For large projects this is essential — you won’t have to rebuild the entire graph just because one file changed.

Integrating with AI Coding Assistants

Graphify supports integration with 10+ AI assistants, including Claude Code, Codex, OpenCode, Cursor, Gemini CLI, GitHub Copilot CLI, Aider, and more. Integration methods vary by platform:

# Claude Code
graphify claude install

# Cursor
graphify cursor install

# Generic Git hook (auto-rebuild on commit / branch switch)
graphify hook install

Once installed, AI assistants automatically query the knowledge graph when working on problems instead of reading raw files directly.

Watch mode keeps things in sync during development:

/graphify ./raw --watch

Wiki mode produces Wikipedia-style markdown articles, one per community and god node, with an index.md entry point:

/graphify ./raw --wiki

MCP Server exposes the graph as MCP tools, supporting operations like query_graph, get_node, get_neighbors, and shortest_path:

python -m graphify.serve graphify-out/graph.json

Overall Architecture

Source Project
  │
  ├─ Code files ────→ [tree-sitter AST] ──→ Structured nodes ─┐
  │                     (local, no API)                         │
  ├─ Docs/papers ───→ [Claude subagent] ──→ Semantic edges ───┤
  │                     (parallel processing)                   │
  └─ Images/diagrams →[Claude subagent] ──→ Concept nodes ────┤
                                                                ↓
                                                          [NetworkX graph]
                                                          [Leiden community detection]
                                                                ↓
                                                ┌───────────────┼───────────────┐
                                                ↓               ↓               ↓
                                          graph.json      graph.html    GRAPH_REPORT.md
                                                ↓
                                    ┌───────────┼───────────┐
                                    ↓           ↓           ↓
                                MCP Server   Wiki mode   AI assistant queries

Privacy Model

Code files are processed entirely locally via tree-sitter — source code never leaves your machine. Only documents, papers, and images are sent to model APIs through your own API key (Anthropic API for Claude, OpenAI API for Codex). No telemetry, no usage tracking.

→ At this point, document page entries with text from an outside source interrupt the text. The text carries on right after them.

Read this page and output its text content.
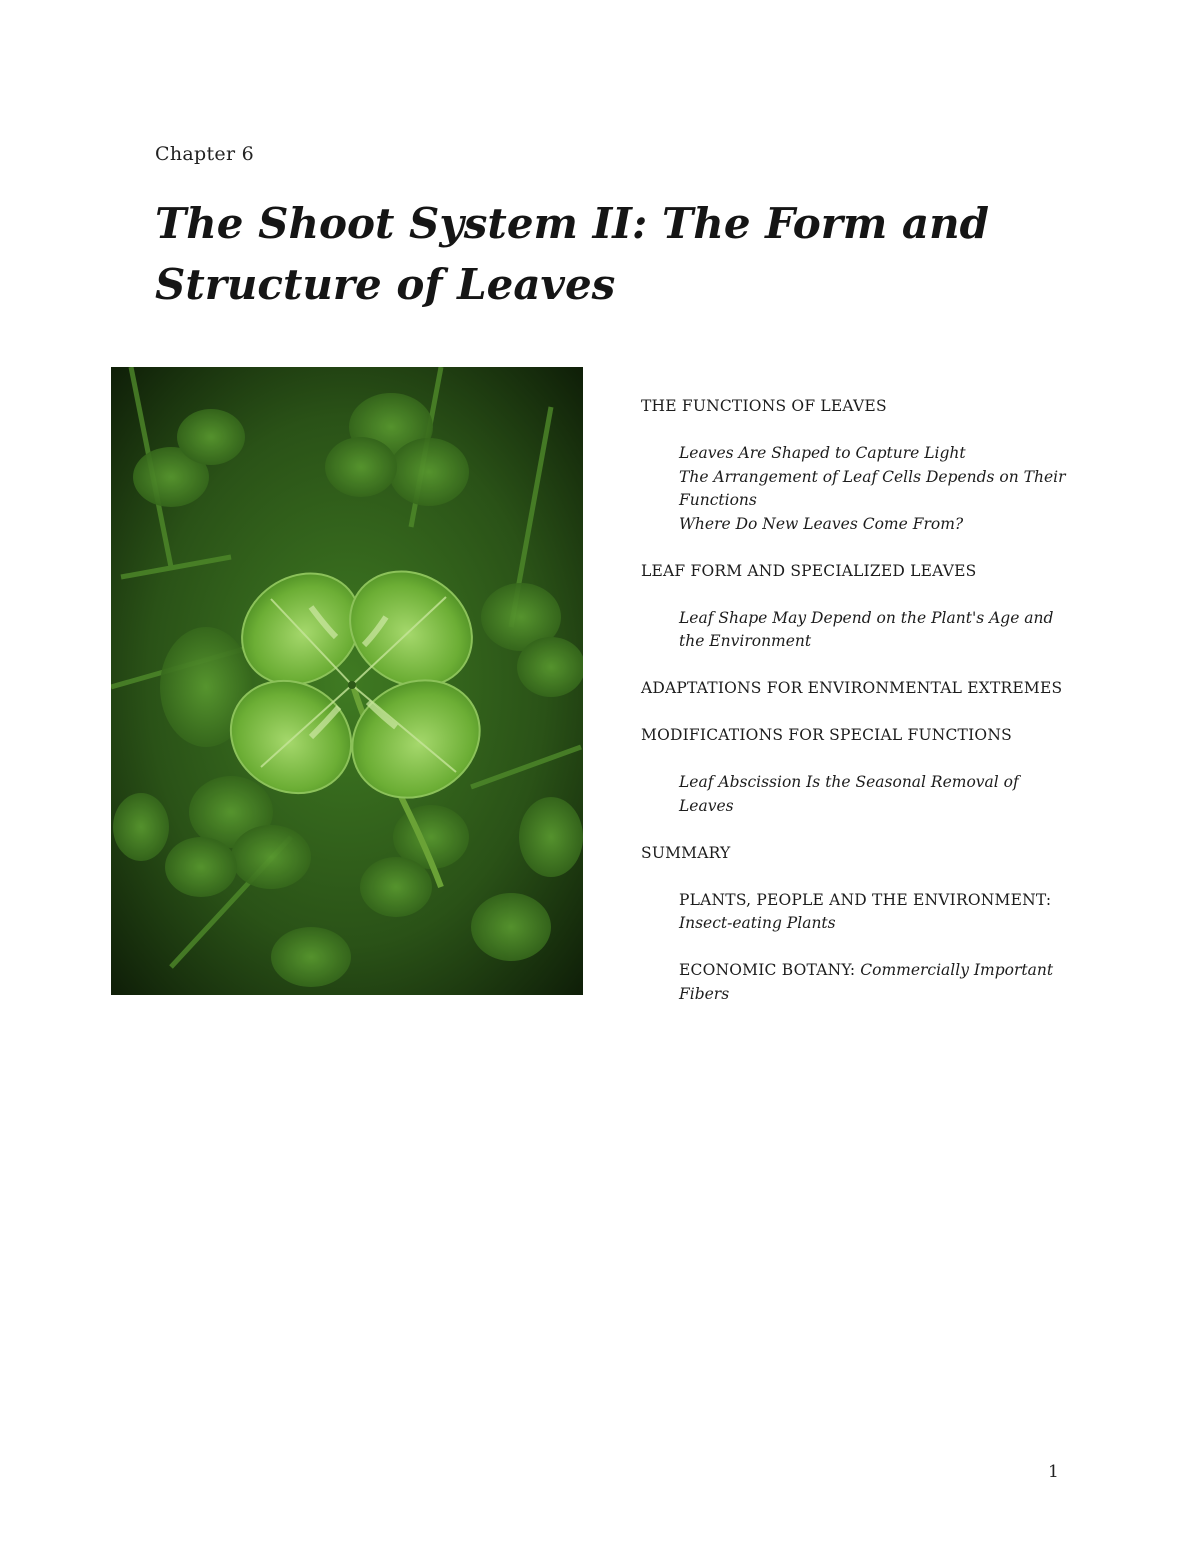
Chapter 6
The Shoot System II: The Form and Structure of Leaves
THE FUNCTIONS OF LEAVES
Leaves Are Shaped to Capture Light
The Arrangement of Leaf Cells Depends on Their Functions
Where Do New Leaves Come From?
LEAF FORM AND SPECIALIZED LEAVES
Leaf Shape May Depend on the Plant's Age and the Environment
ADAPTATIONS FOR ENVIRONMENTAL EXTREMES
MODIFICATIONS FOR SPECIAL FUNCTIONS
Leaf Abscission Is the Seasonal Removal of Leaves
SUMMARY
PLANTS, PEOPLE AND THE ENVIRONMENT: Insect-eating Plants
ECONOMIC BOTANY: Commercially Important Fibers
1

This trade-off makes sense — code is the most sensitive part, handled with deterministic tools; documents and images inherently require semantic understanding, so sending them to an API is necessary.

When It Fits and When It Doesn’t

Good fit:

Medium to large projects with many files and complex cross-module relationships
Mixed content (code + papers + design documents + architecture diagrams)
Team onboarding, where newcomers need to quickly understand the architecture
Already using AI assistants like Claude Code / Cursor / Codex

Not ideal for:

Small projects (a few dozen files) where reading source code directly is faster
Pure-code projects without documentation, where the semantic layer adds limited value
Scenarios with extremely strict privacy requirements where even documents can’t be sent to an API

Overall Takeaway

Graphify addresses the context bottleneck of AI coding assistants: instead of stuffing raw files into the context window, it first compresses them into a structured knowledge graph, letting AI query the graph for relationships.

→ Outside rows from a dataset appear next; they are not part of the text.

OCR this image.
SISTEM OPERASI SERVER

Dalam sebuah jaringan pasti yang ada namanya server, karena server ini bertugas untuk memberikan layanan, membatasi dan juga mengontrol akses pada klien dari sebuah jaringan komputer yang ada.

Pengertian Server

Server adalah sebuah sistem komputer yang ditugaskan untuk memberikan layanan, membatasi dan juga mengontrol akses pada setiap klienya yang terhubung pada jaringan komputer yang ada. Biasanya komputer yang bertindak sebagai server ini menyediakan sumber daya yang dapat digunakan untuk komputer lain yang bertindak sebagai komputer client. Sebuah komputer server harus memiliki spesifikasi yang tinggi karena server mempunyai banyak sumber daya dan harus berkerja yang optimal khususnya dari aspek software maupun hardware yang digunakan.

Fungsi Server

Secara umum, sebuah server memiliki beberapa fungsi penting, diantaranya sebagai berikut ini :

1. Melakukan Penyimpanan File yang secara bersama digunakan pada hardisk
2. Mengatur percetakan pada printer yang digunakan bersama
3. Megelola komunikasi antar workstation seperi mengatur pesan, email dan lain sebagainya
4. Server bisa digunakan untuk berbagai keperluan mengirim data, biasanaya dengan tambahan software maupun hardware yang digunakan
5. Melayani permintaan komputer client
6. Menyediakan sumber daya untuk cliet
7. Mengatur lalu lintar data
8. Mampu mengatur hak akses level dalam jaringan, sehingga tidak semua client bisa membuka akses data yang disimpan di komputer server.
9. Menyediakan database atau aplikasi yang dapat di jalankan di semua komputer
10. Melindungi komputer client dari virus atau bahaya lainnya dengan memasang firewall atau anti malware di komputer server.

The dual-stage processing is its smartest design choice — if deterministic tools can handle it, don’t use an LLM, saving costs while maintaining stability. The relationship classification system lets you know which connections are definite and which are inferred. Compared to an IDE’s symbol index, it adds a semantic layer and cross-modal support; compared to pure LLM analysis, it has deterministic AST as its foundation.

Installation is a single line: pip install graphify && graphify install. For anyone already using AI assistants to write code, it’s worth spending ten minutes to try it out.